Because of their ability to detect, track, and follow objects of interest while maintaining safe distances, drones have become an important tool for professional and amateur filmmakers alike. This being the case, quadcopters’ camera controls remain difficult to master. Drones might take different paths for the same scenes even if their positions, velocities, and angles are carefully tuned, potentially ruining the consistency of a shot.
In search of a solution, Carnegie Mellon, University of Sao Paulo, and Facebook researchers developed a framework that enables users to define drone camera shots working from labels like “exciting,” “enjoyable,” and “establishing.” Using a software simulator, they generated a database of video clips with a diverse set of shot types and then leveraged crowdsourcing and AI to learn the relationship between the labels and certain semantic descriptors.
Videography can be a costly endeavor. Filming a short commercial runs $1,500 to $3,500 on the low end, a hefty expense for small-to-medium-size businesses. This leads some companies to pursue in-house solutions, but not all have the expertise required to execute on a vision. AI like Facebook’s, as well as Disney’s and Pixar’s, could lighten the load in a meaningful way.

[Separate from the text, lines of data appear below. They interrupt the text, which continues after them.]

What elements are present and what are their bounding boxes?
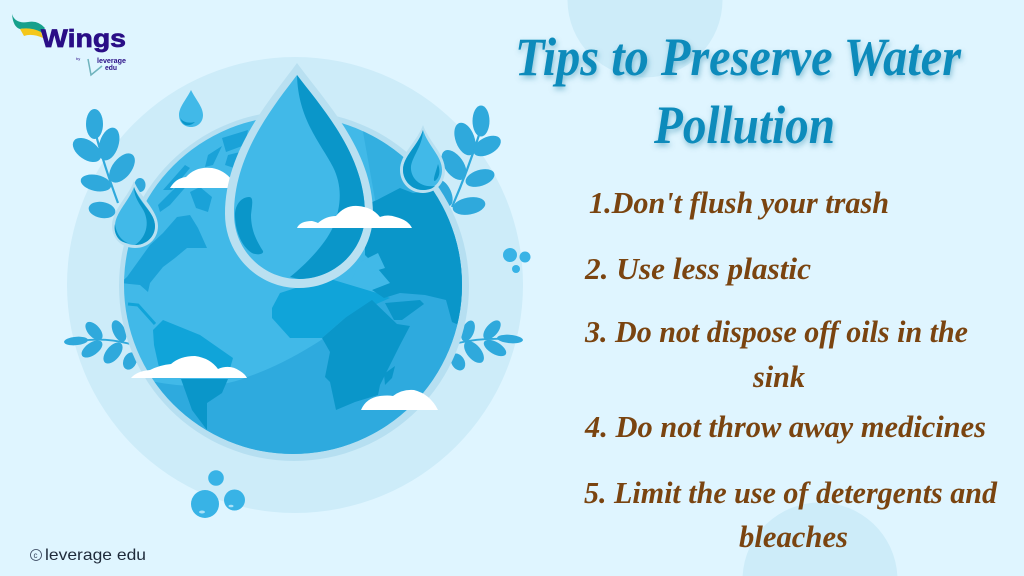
continent: madagascar	[384, 366, 395, 385]
continent: arctic islands	[163, 130, 248, 190]
tip 4: 4. Do not throw away medicines	[584, 409, 986, 444]
tip 5: 5. Limit the use of detergents and	[584, 475, 997, 510]
lower ocean shade	[154, 232, 462, 454]
mediterranean light patch	[368, 253, 385, 270]
cloud lower-right	[361, 390, 438, 410]
continent: asia	[365, 188, 462, 324]
drop highlight	[235, 197, 263, 254]
drop left	[112, 181, 158, 248]
big water drop	[225, 63, 373, 288]
continent: africa	[322, 300, 410, 410]
logo ribbon green	[12, 14, 45, 33]
continent: south america	[153, 320, 233, 372]
title: Pollution	[653, 95, 835, 155]
sprig bottom-right	[448, 317, 523, 373]
cloud lower-left	[131, 356, 247, 378]
tip 3: sink	[752, 359, 805, 394]
drop right	[400, 125, 445, 193]
sprig top-left	[68, 109, 146, 220]
logo	[12, 14, 126, 75]
continent: arabia	[385, 300, 424, 320]
drop shading	[290, 75, 365, 279]
title: Tips to Preserve Water	[515, 27, 962, 87]
pale halo circle behind globe	[67, 57, 523, 513]
top right ocean shade	[363, 131, 460, 260]
logo ribbon yellow	[20, 28, 43, 38]
logo wordmark: Wings	[41, 25, 126, 53]
continent: north america	[124, 188, 212, 292]
background circle bottom	[743, 502, 897, 576]
bubbles right	[503, 248, 530, 273]
cloud top-left	[170, 168, 232, 188]
tip 5	[584, 475, 997, 554]
tip 3: 3. Do not dispose off oils in the	[584, 314, 968, 349]
title	[515, 27, 962, 155]
globe	[115, 111, 470, 470]
bubbles bottom	[191, 470, 245, 518]
logo edu: edu	[105, 65, 117, 72]
drop small top	[179, 90, 203, 127]
logo leverage: leverage	[97, 58, 126, 65]
background circle top	[568, 0, 722, 78]
tip 5: bleaches	[739, 519, 848, 554]
sprig top-right	[432, 106, 504, 217]
continent: west africa and europe	[272, 278, 390, 338]
footer copyright: leverage edu	[45, 547, 146, 564]
sprig bottom-left	[64, 318, 140, 372]
logo byline: by	[76, 56, 80, 61]
tip 3	[584, 314, 968, 394]
footer copyright: c	[34, 551, 38, 560]
tip 2: 2. Use less plastic	[584, 251, 811, 286]
logo mark	[88, 59, 102, 75]
tips list	[584, 185, 997, 554]
tip 1: 1.Don't flush your trash	[589, 185, 889, 220]
continent: central america	[128, 304, 155, 324]
cloud middle	[297, 206, 412, 228]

The coauthors of this new framework began by conducting a series of experiments to determine the “minimal perceptually valid step sizes” — i.e., the minimum number of shots a drone had to take — for various shot parameters. Next, they built a dataset of 200 videos using these steps and tasked people recruited from Amazon Mechanical Turk with assigning scores to semantic descriptors. The scores informed a machine learning model that mapped the descriptors to parameters that could guide the drone through shots. Lastly, the team deployed the framework to a real-world Parrot Bepop 2 drone, which they claim managed to generalize well to different actors, activities, and settings.
The researchers assert that while the framework targets nontechnical users, experts could adapt it to gain more control over the model’s outcome. For example, they could learn separate generative models for individual shot types and exert more direction over the model’s inputs and outputs.
“Our … model is able to successfully generate shots that are rated by participants as having the expected degrees of expression for each descriptor,” the researchers wrote. “Furthermore, the model generalizes well to other simulated scenes and to real-world footages, which strongly suggests that our semantic control space is not overly attached to specific features of the training environment nor to a single set of actor motions.”
In the future, the researchers hope to explore a larger set of parameters to control each shot, including lens zoom and potentially even soundtracks. They would also like to extend the framework to take into account features like terrain and scenery.